Gartner data shows that the percentage of workers who prefer to primarily work in the office dropped from 30 percent before the pandemic to 12 percent. Those who prefer a blend of onsite and at-home work fell from 33 percent to 24 percent. And those who prefer to primarily work from home rose from 10 percent pre-pandemic to 30 percent.

Shared Purpose Is Needed

Creating a shared purpose involves going beyond corporate messaging to take real actions and make real investments in issues that matter to workers.

Seventy-five percent of employees expect employers to take public stances on social issues even when unrelated to their business, according to Gartner data. "It's a fundamental shift from a shareholder-based economy to what is increasingly a stakeholder-based approach, forcing CEOs to have a point of view," Kropp said.

Gartner found that 40 percent of employees are considered highly engaged in companies that ignore current societal or cultural events, but that high engagement increased to 60 percent when the organization acted on the social issues of the day.

Research also showed that solely issuing a corporate statement—the most common organizational response—is worse for employee engagement compared to doing nothing.

"When organizations go beyond making statements and take actions like reallocating resources, changing suppliers, or giving employees time off to volunteer, the number of highly engaged employees increases dramatically," Kropp said.

He added that pulling this tactic off can be tricky, but successful companies make it work by ensuring that leaders and employees work together to co-create an action-oriented strategy, by practicing transparency, and by sustaining a dynamic strategy as opposed to a one-and-done action.  

Practicing co-creation and transparency keeps even the portion of the workforce that disagrees with the action taken on a particular issue more highly engaged. "Even if they disagree with the 'what,' they now understand the 'why,' and the employer is rewarded with higher engagement levels," Kropp said.

Building Deeper Connections

The third component is an extension of the work/life balance idea.

"A while ago, we started to think that there's work and there's life, and we began to think of ways to integrate the two," Kropp said. "The COVID-19 pandemic has made clear to employers and employees that work and life cannot be treated as two separate constructs.

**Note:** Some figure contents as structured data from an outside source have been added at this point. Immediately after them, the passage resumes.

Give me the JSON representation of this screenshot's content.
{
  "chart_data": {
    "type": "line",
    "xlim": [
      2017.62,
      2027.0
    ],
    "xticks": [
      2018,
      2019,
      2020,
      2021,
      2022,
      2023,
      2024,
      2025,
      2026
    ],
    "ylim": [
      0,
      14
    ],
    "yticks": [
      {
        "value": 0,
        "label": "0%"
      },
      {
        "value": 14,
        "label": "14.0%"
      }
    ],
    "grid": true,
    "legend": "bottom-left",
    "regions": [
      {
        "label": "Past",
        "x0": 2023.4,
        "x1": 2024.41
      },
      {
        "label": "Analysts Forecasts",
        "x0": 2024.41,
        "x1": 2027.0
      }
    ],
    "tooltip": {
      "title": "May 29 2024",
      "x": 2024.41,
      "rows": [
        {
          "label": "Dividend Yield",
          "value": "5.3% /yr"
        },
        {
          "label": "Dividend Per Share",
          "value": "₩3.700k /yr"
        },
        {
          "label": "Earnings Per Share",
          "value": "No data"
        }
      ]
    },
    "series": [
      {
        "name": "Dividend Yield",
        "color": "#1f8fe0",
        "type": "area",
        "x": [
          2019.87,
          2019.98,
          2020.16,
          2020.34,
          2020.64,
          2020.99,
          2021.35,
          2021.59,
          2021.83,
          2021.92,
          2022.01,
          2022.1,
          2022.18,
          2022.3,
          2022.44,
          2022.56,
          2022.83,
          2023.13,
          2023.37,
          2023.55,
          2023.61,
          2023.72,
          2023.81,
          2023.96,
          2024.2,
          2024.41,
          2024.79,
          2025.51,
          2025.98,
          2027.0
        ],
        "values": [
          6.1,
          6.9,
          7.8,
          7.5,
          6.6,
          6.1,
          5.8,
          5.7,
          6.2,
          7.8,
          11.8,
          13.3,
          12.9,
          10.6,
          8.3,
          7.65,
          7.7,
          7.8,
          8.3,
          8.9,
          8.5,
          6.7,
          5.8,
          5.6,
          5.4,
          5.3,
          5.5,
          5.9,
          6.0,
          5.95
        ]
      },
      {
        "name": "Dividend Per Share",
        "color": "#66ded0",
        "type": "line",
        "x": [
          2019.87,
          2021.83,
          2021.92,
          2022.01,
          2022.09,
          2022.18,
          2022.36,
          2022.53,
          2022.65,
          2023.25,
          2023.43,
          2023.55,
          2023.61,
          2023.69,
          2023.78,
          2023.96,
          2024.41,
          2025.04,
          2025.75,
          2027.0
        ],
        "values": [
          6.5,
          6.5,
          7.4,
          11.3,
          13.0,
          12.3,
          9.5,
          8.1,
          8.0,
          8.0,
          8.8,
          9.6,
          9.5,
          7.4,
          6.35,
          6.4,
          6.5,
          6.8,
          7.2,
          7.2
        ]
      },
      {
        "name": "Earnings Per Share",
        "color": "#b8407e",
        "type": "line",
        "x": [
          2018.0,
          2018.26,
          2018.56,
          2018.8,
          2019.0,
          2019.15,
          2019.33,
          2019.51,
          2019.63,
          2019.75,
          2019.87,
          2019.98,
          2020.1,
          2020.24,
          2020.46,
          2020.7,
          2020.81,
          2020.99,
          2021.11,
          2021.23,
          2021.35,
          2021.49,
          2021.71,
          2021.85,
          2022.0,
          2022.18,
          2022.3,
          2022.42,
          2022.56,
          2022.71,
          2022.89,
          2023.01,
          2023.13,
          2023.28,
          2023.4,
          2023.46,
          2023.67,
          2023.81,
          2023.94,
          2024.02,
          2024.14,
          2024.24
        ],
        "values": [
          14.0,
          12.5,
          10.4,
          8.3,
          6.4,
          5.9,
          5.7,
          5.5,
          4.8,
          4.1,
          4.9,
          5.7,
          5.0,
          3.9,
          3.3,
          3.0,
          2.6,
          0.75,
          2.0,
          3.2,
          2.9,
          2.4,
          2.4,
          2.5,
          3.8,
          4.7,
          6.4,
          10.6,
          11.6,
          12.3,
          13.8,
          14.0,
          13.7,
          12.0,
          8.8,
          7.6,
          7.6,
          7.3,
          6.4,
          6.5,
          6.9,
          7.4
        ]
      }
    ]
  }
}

Work is a component of life. That approach has caused us to think differently about what we want to do in terms of engaging our employees, their families and their communities."

Typically, employers provide new technology and training to increase employee performance, tactics that solely focus on work, separate from employees' personal lives, he said.

"When organizations take a more holistic viewpoint of their employees and try to support them personally as well as professionally, employees report that their employer has a positive impact on multiple aspects of their lives."

According to Gartner's research, the rewards of stronger connections include better reported outcomes for employees, including increased financial, mental and physical health and better sleep, he said. The number of high-performers goes up, and the number of workers who promote the company increases. "Those workers are less likely to quit and more likely to say good things about the company in the labor market," Kropp said.

He added that organizations are building deeper connections with employees by offering professional counseling services to support mental health, providing free access to learning and development resources to friends and family members who have been impacted by COVID-19, and helping parents with child care and virtual learning.